I don’t repeat gossip, so listen very closely…

Posted by on Jun 19, 2013 in Blog | 1 comment

I don't repeat gossip, so listen very closely

 I don’t repeat gossip, so listen very closely…

Ok, that’s a joke, people, but is gossiping a laughing matter?

I was reading a ladies fashion magazine recently and there was an article actually advising women to partake in office gossip.  The article said that gossip is a way to bond with your co-workers and get “inside information” that can be used to further your career.

I don’t agree.  I see gossip as a lethal addiction.

We all know this person.  On the outside they seem very friendly, very together, but as you get to know them, you know find out their dirty little secret – – and that is that they go around telling dirty little secrets.

Someone shared something with them in confidence but they’re telling YOU because, well, you’re so trusted, you are part of her inner circle, she wouldn’t tell anyone else…no, no, no…she’s ONLY telling YOU because telling you is not like telling the world.   Afterall, they trust you.  Doesn’t matter that she barely knows you.

As time goes on you keep hearing things from her.

She tells you about the troubles the boss is having.
She tells you about your mutual friend and the troubles in her marriage.
She tells you about what she overhead in the breakroom.
And then the fun really begins.

She’ll start not just telling you secrets about others but she starts judging them, talking poorly about them, making fun of them, chastising and criticizing them…all the while telling you that she’s only sharing with you because you are part of her inner circle and you are a “BFF.”

You tell yourself that she’s telling you the truth, that you are great friends, and that she’d never say such things about you.  But you know you’re fooling yourself, you just don’t face it, because you want to be included.  Yes, even as adults we all want to be on the inside.

Here’s the thing, people like that are manipulative.  They have a way of making others feel important and “in” on things.  Those same people are already talking about you and sharing your secrets because they are addicted to gossip and the power it gives them.
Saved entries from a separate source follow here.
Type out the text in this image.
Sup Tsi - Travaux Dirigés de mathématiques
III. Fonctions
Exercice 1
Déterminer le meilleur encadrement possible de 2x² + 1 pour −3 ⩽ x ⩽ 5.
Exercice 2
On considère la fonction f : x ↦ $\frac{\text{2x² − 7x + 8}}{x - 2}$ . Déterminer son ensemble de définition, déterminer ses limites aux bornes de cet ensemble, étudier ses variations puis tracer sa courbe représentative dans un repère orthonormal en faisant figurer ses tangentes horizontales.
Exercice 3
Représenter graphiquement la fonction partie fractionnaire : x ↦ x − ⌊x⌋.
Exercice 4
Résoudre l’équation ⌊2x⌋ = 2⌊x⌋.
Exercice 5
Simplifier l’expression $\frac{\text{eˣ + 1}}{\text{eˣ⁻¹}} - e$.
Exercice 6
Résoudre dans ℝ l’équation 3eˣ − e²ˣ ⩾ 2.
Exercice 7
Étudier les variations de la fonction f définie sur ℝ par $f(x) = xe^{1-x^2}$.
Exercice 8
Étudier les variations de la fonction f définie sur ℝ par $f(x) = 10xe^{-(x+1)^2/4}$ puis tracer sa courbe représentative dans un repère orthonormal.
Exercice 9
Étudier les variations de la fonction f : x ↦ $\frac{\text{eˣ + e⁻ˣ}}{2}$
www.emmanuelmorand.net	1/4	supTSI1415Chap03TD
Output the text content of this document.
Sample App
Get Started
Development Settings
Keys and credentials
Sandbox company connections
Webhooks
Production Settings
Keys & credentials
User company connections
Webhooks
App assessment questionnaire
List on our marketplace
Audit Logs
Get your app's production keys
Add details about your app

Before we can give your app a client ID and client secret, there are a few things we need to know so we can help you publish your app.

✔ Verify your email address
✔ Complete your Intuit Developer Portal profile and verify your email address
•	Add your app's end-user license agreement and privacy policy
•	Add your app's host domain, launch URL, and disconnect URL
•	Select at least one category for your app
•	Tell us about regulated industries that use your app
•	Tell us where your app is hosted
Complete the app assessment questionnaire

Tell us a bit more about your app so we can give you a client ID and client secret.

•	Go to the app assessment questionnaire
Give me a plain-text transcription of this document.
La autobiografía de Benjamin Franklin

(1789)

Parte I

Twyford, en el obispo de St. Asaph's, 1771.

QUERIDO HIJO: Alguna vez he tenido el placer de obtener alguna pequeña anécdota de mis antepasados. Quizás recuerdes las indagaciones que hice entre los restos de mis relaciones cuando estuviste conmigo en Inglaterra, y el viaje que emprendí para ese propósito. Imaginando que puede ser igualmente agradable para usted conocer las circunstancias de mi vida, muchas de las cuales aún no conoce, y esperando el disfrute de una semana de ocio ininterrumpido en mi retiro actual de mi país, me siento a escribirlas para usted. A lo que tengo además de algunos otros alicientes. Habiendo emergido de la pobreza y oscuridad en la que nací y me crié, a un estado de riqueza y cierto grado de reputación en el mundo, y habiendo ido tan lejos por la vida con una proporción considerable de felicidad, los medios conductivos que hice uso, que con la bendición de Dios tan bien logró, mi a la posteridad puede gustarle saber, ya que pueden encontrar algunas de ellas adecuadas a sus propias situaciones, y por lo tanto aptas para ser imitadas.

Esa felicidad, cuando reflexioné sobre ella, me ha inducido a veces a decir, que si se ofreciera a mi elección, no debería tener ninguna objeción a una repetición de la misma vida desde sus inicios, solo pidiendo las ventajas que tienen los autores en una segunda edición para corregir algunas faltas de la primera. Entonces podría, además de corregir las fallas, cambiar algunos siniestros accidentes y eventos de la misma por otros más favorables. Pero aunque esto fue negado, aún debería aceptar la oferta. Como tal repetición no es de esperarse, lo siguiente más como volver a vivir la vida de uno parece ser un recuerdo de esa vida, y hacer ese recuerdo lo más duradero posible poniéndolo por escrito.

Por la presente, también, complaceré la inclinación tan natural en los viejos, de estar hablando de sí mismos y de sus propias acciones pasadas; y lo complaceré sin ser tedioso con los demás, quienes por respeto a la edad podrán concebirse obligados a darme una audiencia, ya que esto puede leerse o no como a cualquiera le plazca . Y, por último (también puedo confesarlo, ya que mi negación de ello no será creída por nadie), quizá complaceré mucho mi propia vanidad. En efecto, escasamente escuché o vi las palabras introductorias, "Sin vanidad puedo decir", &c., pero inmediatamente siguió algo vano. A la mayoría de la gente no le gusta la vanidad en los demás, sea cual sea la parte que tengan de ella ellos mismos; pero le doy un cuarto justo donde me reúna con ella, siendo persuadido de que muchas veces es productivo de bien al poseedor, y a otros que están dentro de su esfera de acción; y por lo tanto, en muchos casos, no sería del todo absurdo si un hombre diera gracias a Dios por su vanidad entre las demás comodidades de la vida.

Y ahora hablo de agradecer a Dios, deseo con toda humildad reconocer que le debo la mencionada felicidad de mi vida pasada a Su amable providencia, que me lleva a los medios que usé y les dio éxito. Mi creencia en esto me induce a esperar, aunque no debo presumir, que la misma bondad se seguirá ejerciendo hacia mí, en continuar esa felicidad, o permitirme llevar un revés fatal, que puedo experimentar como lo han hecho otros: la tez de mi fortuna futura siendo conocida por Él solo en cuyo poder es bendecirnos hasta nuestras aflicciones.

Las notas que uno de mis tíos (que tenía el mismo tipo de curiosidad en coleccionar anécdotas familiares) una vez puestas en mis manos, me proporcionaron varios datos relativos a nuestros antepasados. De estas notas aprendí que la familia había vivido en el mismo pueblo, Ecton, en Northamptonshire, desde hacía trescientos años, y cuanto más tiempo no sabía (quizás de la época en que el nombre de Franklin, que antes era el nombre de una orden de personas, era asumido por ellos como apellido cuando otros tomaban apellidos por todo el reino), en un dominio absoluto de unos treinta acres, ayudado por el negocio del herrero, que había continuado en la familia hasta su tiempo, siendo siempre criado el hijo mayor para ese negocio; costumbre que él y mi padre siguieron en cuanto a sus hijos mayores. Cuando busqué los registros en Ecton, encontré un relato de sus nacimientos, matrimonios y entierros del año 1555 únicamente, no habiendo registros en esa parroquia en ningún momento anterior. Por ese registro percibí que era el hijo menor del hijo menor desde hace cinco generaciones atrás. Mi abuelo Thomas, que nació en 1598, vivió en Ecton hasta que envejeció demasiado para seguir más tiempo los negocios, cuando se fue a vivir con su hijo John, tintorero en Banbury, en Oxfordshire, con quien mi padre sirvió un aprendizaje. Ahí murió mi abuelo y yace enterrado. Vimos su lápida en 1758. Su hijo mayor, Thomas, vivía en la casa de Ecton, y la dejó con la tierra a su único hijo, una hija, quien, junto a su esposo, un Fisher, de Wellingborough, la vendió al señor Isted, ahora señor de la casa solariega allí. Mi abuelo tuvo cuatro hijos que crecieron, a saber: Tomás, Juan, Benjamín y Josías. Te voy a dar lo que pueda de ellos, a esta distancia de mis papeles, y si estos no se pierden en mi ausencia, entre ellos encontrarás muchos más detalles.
Here’s what I’ve found from experience, see if you agree:

1.  Both women and men gossip.

2.  If you think your “office best friend” is sharing everyone else’s secrets except yours, you are so wrong.  Tell them nothing, unless you purposely want it “broadcast.”  Their ability to disseminate information is more impressive than the news wires.

3.  Much of what gossipers tell others, with conviction, a completely false.

4.  Gossip destroys friendships, careers, and lives.

5.  Those who gossip are insecure.

The people that I admire most in business spend time on their businesses or their careers and I have never ever heard them spread a rumor nor utter a nasty word about another.

Plus that person that you are bashing today may just hold the key to your next big opportunity tomorrow.  To be taken as a serious business woman and valuable networking partner, squash the stupid stuff  and join me in saying no to the gossips.